Are these two going to get together or what? That's the question posed by the remarkable Israeli melodrama Fill the Void. The same question is posed by Hollywood romantic comedies, and that's basically where the similarities end. Fill the Void is a sad, intimate look at an Orthodox Hasidic community. Religion suffuses these people's lives, the way they greet each other, celebrate, marry. The writer and director is Rama Burshtein, an Orthodox Jewish woman, and this is her debut feature.
Fill the Void is set in cosmopolitan Tel Aviv, but secular Israeli life barely intrudes on this world. At one point, techno music is heard through an open window. "Close the window," someone says.
As the film begins, it is Purim. The men gather at a table. They wear dark clothes and sidelocks, and they drink and sing. In the next room, the women watch. We see a lot of this. The men busy themselves with ritual -- a wedding dance, a circumcision -- and the women watch from the next room.
The story is simple, almost elemental. With the help of a matchmaker, family members arrange the marriage of a young woman named Shira (Hadas Yaron). Then her pregnant sister dies, and the baby survives. The wedding is called off. Shira's mother, Rivka (Irit Sheleg), thinks Shira should marry the widower, Yochay (Yiftach Klein). Complications set in.
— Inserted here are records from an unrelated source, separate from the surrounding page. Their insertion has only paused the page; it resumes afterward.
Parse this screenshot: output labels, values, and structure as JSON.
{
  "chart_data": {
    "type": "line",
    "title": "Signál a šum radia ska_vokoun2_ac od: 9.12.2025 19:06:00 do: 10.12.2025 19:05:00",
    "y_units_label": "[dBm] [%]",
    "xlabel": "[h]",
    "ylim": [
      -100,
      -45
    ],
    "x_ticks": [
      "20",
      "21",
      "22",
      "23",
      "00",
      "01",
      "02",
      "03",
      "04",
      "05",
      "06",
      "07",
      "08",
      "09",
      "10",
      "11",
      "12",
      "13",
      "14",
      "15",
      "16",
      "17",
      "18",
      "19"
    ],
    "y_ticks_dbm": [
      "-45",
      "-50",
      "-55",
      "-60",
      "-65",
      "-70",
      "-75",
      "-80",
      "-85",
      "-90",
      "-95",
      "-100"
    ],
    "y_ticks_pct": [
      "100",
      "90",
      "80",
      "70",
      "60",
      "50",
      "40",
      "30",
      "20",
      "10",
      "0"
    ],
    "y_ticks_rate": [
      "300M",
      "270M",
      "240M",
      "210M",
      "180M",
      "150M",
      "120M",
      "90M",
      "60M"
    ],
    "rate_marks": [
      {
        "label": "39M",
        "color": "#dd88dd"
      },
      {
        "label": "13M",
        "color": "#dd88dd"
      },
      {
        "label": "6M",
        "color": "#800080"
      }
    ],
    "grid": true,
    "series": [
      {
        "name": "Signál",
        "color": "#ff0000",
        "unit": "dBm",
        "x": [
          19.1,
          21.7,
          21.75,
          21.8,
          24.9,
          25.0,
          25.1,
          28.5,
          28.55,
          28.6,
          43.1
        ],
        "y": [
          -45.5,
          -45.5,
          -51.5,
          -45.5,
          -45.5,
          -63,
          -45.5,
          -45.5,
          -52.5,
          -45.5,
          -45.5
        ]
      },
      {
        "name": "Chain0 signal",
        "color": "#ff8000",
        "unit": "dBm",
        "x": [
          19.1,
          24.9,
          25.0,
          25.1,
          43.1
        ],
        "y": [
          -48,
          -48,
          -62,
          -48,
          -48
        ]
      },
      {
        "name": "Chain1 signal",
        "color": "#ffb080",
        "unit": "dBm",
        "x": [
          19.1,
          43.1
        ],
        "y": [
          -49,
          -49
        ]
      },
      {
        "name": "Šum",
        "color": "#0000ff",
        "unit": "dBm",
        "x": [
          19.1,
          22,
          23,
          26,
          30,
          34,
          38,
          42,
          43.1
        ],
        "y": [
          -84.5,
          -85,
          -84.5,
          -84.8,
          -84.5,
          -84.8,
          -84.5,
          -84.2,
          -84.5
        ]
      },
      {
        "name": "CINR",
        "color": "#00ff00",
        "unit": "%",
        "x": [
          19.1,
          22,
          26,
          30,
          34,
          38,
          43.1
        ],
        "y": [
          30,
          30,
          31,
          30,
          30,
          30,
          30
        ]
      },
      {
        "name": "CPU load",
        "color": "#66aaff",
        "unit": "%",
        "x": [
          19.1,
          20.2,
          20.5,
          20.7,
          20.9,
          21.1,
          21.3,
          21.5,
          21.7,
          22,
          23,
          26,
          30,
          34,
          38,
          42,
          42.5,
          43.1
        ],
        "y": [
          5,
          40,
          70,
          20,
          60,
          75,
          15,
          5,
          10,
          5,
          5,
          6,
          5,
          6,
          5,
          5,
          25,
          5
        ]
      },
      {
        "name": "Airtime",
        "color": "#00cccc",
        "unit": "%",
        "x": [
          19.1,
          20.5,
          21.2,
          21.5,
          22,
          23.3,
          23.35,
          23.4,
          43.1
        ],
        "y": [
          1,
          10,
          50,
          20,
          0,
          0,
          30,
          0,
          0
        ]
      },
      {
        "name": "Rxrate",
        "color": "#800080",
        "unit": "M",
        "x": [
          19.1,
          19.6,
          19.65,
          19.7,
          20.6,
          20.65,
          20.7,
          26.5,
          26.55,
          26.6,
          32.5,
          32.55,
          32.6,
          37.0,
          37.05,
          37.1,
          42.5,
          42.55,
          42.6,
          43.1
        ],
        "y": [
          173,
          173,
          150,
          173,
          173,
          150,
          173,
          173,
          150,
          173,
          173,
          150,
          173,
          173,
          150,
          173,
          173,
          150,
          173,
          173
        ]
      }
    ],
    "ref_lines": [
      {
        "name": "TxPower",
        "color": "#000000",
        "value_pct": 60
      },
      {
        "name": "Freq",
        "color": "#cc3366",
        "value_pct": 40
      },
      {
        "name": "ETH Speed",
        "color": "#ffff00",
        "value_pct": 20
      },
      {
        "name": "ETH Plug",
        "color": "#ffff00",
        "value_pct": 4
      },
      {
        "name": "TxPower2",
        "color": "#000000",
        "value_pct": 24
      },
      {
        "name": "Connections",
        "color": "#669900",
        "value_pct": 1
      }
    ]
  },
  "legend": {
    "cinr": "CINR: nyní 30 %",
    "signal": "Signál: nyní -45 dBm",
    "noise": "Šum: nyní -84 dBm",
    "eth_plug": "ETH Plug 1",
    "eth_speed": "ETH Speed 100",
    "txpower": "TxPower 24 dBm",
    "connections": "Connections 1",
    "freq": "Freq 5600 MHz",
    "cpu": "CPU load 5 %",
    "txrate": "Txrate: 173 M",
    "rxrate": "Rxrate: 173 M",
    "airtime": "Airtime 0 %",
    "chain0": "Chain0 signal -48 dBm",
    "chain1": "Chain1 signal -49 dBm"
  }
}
The film explores the life of this community in almost documentary detail, especially the matchmaking system. I find it fascinating. I'm used to thinking of courtship as a process involving two people who are acting wholly independently, or at least think they are. In Fill the Void, it's a complex undertaking involving negotiations, interviews, solemn meetings. It's also global in scope. We learn about engagements involving people in faraway places like New York and Belgium.
This is a lovely performance by Yaron as Shira, tense and melancholy. Her choices are limited by religion and tradition, and she also wants to do what's right: for her family, her community, her infant nephew, her sister's memory. In the film's most moving sequence, Shira sways in prayer as tears run down her face. They take quite a lot of eye makeup with them.
There are moments of dry wit, as when a rabbi is interrupted by a desperate woman who can't decide what kind of stove to buy. He shows her his stove. "Isn't it a little too low?" she asks skeptically. "Maybe it can be made higher," he replies. In another wry exchange, Yochay tells Rivka he has known his fiancée in Belgium since childhood. "What's she like?" Rivka asks. Yochay replies: "I don't remember." That, friends, is arranged-marriage humor.